Le Printemps arabe vu de l’intérieur, en l’Égypte... des manifestations contre le régime de Moubarak à la chute de Mohamed Morsi.
Réalisateur : Jehane Noujaim | Dans les salles du Québec le 17 janvier 2014 (Le Cinéma du Parc)
On oublie trop souvent en raison des coûts et de la lourdeur de la production que le cinéma (et surtout le documentaire) peut être un art de l’instantanéité: il se passe quelque chose, le cinéaste a un flash, sort sa caméra et filme. Dans 99% du temps, cette lubie ne sortira probablement jamais du disque dur. Mais le contraire peut se produire lorsque l’Histoire est en mouvement.
C’est justement le cas pour The Square, important essai de Jehane Noujaim sur l’Égypte de janvier 2011 à juillet 2013. Il y a des manifestations parfois violentes, une révolution au tournant, un désir de démocratie, des injustices à la tonne, des espoirs qui ne sont pas formulés et un retour des gens dans la rue. La joute politique, complexe mais bien expliquée, passe par différentes formes de régimes (du dictateur, de l’armée, de l’élu entre bonnet blanc et blanc bonnet, etc.) et laisse un goût amer dans la bouche.
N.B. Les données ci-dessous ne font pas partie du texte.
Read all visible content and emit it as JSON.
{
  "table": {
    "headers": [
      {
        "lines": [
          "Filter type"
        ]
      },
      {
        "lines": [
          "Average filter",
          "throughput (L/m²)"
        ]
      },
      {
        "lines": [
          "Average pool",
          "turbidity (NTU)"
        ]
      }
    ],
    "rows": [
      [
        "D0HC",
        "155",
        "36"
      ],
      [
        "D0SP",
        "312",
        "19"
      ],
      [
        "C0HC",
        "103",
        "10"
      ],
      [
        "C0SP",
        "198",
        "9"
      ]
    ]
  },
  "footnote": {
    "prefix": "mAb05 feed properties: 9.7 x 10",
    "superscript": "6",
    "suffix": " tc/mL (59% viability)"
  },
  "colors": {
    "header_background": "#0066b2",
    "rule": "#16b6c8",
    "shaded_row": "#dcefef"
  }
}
C’est toutefois la population qui se trouve au cœur des enjeux et qui risque sa vie pour modifier les choses. Tel un film choral, The Square suit quelques destins sur le fil du rasoir, naviguant entre les classes sociales ou religieuses, et se garde bien d’établir un discours manichéen sur la situation. La réalisation réglée au quart de tour développe un suspense souvent insoutenable et, malgré quelques lourdeurs et répétitions, s’avère assez impressionnante.
Favori lors de la prochaine cérémonie des Oscars (la compétition est forte avec les très bons Dirty Wars, Cutie and the Boxer et The Act of Killing), The Square ouvre la voie à de très beaux documentaires que nous découvrirons ces prochaines semaines (dont L’image manquante et Visitors).
Riche, nécessaire et fascinant, The Square décrit parfaitement son époque, et fera date!